The Tempe Center for the Arts, located at 700 W. Rio Salado Parkway, will open its doors on Sunday, Sept. 9, with a Grand Opening Family Day Event from noon to 5 p.m.
The free exhibition will feature performances, excerpts from books and musicals presented by groups such as Childsplay and Tempe Little Theater, as well as poetry readings and percussion music.
Participants will also have a chance to take a tour of the 88,000-square-foot building, which includes a 600-seat theater, a studio gallery that promises to captivate visitors with both two- and three-dimensional artwork and a 17-acre art park with a lakeside amphitheater as well as many other amenities.
Many ASU students and community members are looking forward to the TCA's opening day and plan to take advantage of its proximity to ASU.
"We are a community that recognizes the importance of the amenities," said Tempe City Councilwoman Barb Carter. "We are very much a college town as ASU has such a presence in the community, but the cultural piece was missing for our citizens, and I think that's why people are looking forward to it."
But others, like journalism junior Carly Campo, are unsure of whether the art center will have art that is geared toward their interests.
"I think that ASU really differs in its students and that there is a large pool of people, so I'm sure that they will find a niche [of people] that are interested," Campo said.
Regardless of one's taste, the Tempe Arts Center promises to always be full of a variety of art.
The building itself is constructed to look like a piece of art. Students may also be able to expect to see student art featured in the center.
Whatever its use and featured art, the TCA is a long time coming.
In May 2000, Tempe voters passed Proposition 400, which cleared the way for the creation of a new art center in the heart of Tempe.
Proposition 400 allotted a 1/10 percent sales tax that would be used to provide the funding for development, construction and operation of the art center. Of the funds generated by the tax, $63 million was spent on the construction of the building and adjacent park.

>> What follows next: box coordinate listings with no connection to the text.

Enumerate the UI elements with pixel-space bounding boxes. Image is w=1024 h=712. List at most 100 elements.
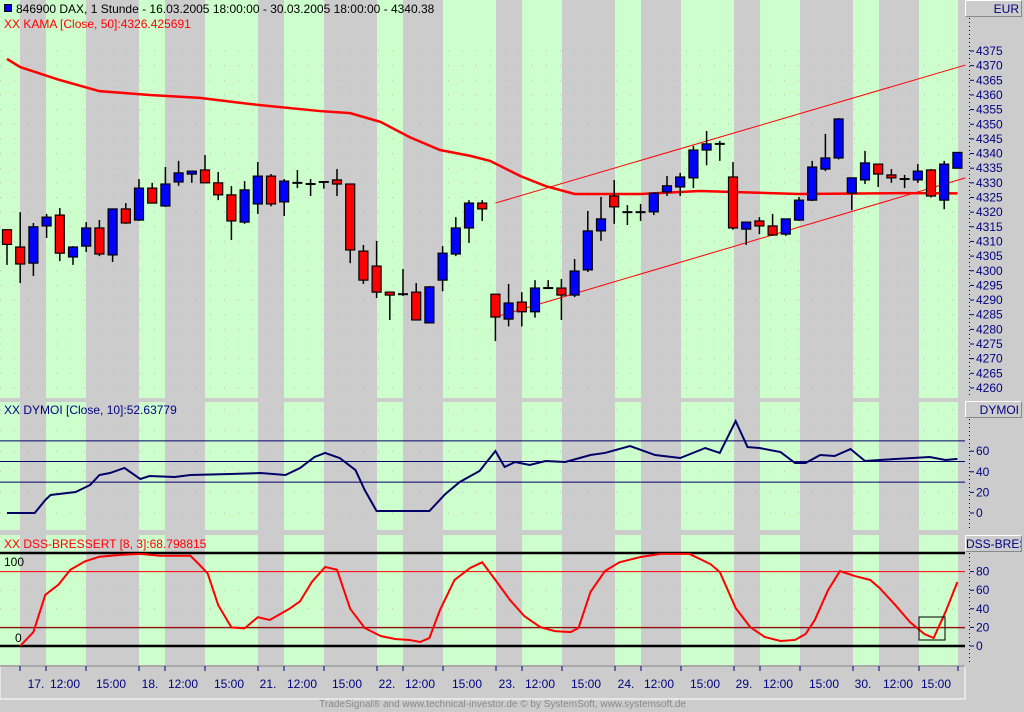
- candle: [160, 167, 171, 207]
- candle: [463, 200, 475, 243]
- candle: [925, 169, 937, 198]
- time-axis: [0, 665, 966, 700]
- candle-body: [516, 301, 527, 313]
- candle: [714, 140, 725, 161]
- candle: [411, 283, 422, 321]
- candle-body: [503, 302, 514, 320]
- candle-body: [239, 189, 250, 223]
- candle: [477, 200, 488, 221]
- time-label: 12:00: [287, 677, 317, 691]
- session-band: [0, 535, 20, 665]
- dss-marker-box: [918, 616, 946, 641]
- session-band: [681, 0, 734, 398]
- candle: [173, 160, 184, 186]
- session-band: [46, 402, 86, 530]
- candle-body: [41, 216, 52, 227]
- candle-body: [807, 166, 818, 201]
- candle-body: [741, 221, 752, 230]
- candle-body: [331, 179, 343, 185]
- candle: [609, 179, 620, 224]
- session-band: [615, 402, 641, 530]
- candle-body: [173, 172, 184, 183]
- time-label: 15:00: [332, 677, 362, 691]
- axis-tick-label: 4260: [976, 381, 1003, 395]
- candle: [305, 179, 316, 197]
- candle: [41, 213, 52, 238]
- candle-body: [147, 187, 158, 204]
- candle: [833, 118, 844, 160]
- candle: [1, 229, 13, 265]
- axis-tick-label: 40: [976, 465, 990, 479]
- session-band: [377, 535, 403, 665]
- candle-body: [595, 218, 607, 232]
- candle: [701, 130, 712, 166]
- candle: [688, 145, 699, 189]
- dss-axis-header: DSS-BRESSERT: [965, 535, 1022, 552]
- candle: [226, 186, 237, 240]
- axis-tick-label: 4370: [976, 59, 1003, 73]
- candle-body: [582, 230, 593, 271]
- session-band: [205, 402, 258, 530]
- candle: [807, 160, 818, 202]
- candle: [450, 217, 461, 257]
- candle: [358, 244, 369, 284]
- candle-body: [569, 270, 580, 296]
- candle-body: [107, 208, 118, 256]
- candle-body: [160, 183, 171, 207]
- candle-body: [952, 151, 963, 169]
- candle: [345, 183, 356, 264]
- dymoi-axis-header: DYMOI: [965, 401, 1022, 418]
- dss-legend: XX DSS-BRESSERT [8, 3]:68.798815: [4, 537, 207, 551]
- candle-body: [120, 208, 131, 224]
- candle-body: [529, 287, 541, 313]
- time-label: 12:00: [644, 677, 674, 691]
- axis-tick-label: 60: [976, 444, 990, 458]
- candle: [15, 212, 26, 284]
- candle: [648, 192, 659, 216]
- session-band: [46, 0, 86, 398]
- candle-body: [226, 194, 237, 222]
- candle: [912, 164, 923, 183]
- candle-body: [767, 225, 778, 236]
- axis-tick-label: 4310: [976, 234, 1003, 248]
- candle-body: [688, 149, 699, 179]
- candle: [582, 210, 593, 272]
- time-label: 12:00: [763, 677, 793, 691]
- candle: [754, 217, 765, 235]
- candle-body: [279, 180, 290, 203]
- candle: [67, 246, 79, 265]
- footer-copyright: TradeSignal® and www.technical-investor.…: [319, 699, 686, 710]
- session-band: [760, 535, 800, 665]
- candle-body: [648, 192, 659, 213]
- candle: [569, 259, 580, 298]
- axis-tick-label: 4265: [976, 366, 1003, 380]
- axis-tick-label: 4345: [976, 132, 1003, 146]
- axis-tick-label: 4315: [976, 220, 1003, 234]
- candle: [292, 169, 303, 189]
- candle-body: [727, 176, 739, 229]
- session-band: [681, 402, 734, 530]
- time-label: 23.: [499, 677, 516, 691]
- candle-body: [67, 246, 79, 258]
- candle: [873, 163, 884, 187]
- candle: [318, 180, 329, 189]
- candle-body: [463, 202, 475, 229]
- main-legend: 846900 DAX, 1 Stunde - 16.03.2005 18:00:…: [4, 2, 434, 16]
- time-label: 17.: [28, 677, 45, 691]
- candle-body: [833, 118, 844, 159]
- axis-tick-label: 20: [976, 620, 990, 634]
- time-label: 18.: [142, 677, 159, 691]
- candle: [767, 213, 778, 236]
- axis-tick-label: 4325: [976, 191, 1003, 205]
- session-band: [443, 402, 496, 530]
- candle: [661, 176, 673, 197]
- candle: [846, 177, 857, 211]
- time-label: 30.: [855, 677, 872, 691]
- candle-body: [186, 170, 197, 175]
- candle: [780, 218, 791, 236]
- session-band: [522, 535, 562, 665]
- time-label: 15:00: [452, 677, 482, 691]
- candle: [503, 283, 514, 327]
- candle: [120, 203, 131, 224]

Though Proposition 400 led the way to the funding for the actual building, the idea was put onto paper long before by the Tempe Municipal Arts Commission in 1996.
Inspired by several surveys that showed that the citizens of Tempe wished for their own art center, Carter put the idea before the council.
Then came the construction.
"We chose to build next to the lake, because the art center wouldn't have really fit anywhere else," Carter said. "The lake kind of spoke for it, and it spoke for the lake."
A work eight and a half years in the making, the entire operation consisted of five years of planning, one year to clear out the landfill near Tempe Town Lake onto which the art center was to built and two and a half years of actual construction.